I also have an upcoming solo project at Artists Space in New York, which will open in September. The theme is going to circle around barbershops and living rooms, which I'm really excited about, too. As spaces come, barbershops are very unique and full of history. They let me have the whole first floor for that show. I'm always looking for a challenge. That show will have some bigger, large-scale soft sculptures, video, drawing, and painting. I'm going to also be trying out lots of things with printed linoleum. So those are the things that are keeping me pretty occupied this year.
When I think about people encountering my work, I want viewers, no matter what background or walk of life they come from, to be able to see themselves in such a way that they can just love themselves and love their body. Some of the faces in my work, you'll notice, are what I would consider sort of mask-like. I feel like those are a little bit more open, where you could project yourself onto it. There's lots of overlay and transparency, because I am thinking of not only the physical body but the mental body, the emotional body, the spiritual body.
I am hoping that people can really interact with the work, to start thinking about slowing down, taking moments of rest as a kind of radical act, loving the body that you're in, especially living in a day and age, visually, where there's so much fraudulent AI stuff happening. I think it's really important to remember that and to just embrace who you are and what you look like. We have all these filters and these things that make people look perfect. I think it's very weird.
And especially, I think we need to see different kinds of queer, Black bodies in a way that centers tenderness and sexuality, especially because of the time that we're living in, where Black and queer bodies are facing violence and erasure in such a heightened kind of clash. I want people to see that you can't just erase this group of people. We're living, and we exist, and there are so many ways to exist in a body. There isn't one way to do that.

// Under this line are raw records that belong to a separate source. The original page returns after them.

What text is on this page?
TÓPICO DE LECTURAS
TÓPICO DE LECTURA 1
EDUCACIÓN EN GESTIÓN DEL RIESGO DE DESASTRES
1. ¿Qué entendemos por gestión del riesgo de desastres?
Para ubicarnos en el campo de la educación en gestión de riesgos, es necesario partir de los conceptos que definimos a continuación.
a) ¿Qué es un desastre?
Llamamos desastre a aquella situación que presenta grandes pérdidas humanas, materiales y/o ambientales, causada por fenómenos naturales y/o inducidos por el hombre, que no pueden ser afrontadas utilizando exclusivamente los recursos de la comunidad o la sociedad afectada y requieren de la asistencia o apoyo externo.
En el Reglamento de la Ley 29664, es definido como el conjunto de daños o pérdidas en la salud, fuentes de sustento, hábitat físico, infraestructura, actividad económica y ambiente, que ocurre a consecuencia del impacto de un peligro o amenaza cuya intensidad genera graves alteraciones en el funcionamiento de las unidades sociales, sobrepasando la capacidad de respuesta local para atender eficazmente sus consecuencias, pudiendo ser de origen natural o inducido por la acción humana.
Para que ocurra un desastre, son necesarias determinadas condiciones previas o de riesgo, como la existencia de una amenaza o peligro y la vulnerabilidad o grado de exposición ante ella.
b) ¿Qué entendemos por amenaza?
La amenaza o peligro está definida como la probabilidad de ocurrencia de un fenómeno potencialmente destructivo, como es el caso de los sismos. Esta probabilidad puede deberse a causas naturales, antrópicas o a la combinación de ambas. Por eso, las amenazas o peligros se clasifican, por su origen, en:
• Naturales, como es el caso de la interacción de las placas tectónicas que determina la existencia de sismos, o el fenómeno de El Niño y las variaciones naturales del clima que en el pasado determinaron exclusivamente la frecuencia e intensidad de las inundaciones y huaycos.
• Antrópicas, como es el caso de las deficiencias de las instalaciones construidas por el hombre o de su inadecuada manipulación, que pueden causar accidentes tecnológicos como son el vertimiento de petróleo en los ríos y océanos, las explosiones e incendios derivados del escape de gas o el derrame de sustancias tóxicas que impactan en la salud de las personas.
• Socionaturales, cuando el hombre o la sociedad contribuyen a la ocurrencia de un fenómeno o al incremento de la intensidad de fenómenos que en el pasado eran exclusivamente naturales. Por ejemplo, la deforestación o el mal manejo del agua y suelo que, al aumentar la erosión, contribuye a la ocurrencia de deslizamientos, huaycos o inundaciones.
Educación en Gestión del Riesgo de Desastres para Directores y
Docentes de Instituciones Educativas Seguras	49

I know my work brings lots of joy and happiness to people. And I want to remind people that a part of all of that is also honoring grief, which I also talk about in my work, along with other emotions that we probably associate with being sad or being negative. I don't think any emotion is negative. There’s this idea of toxic positivity, where we only look at what makes us feel happier. I want to remind people, it's all about the human experience, so it's okay to not feel okay. It's okay to feel sad or angry. There are dark parts of our personality. I want people to see it all in totality.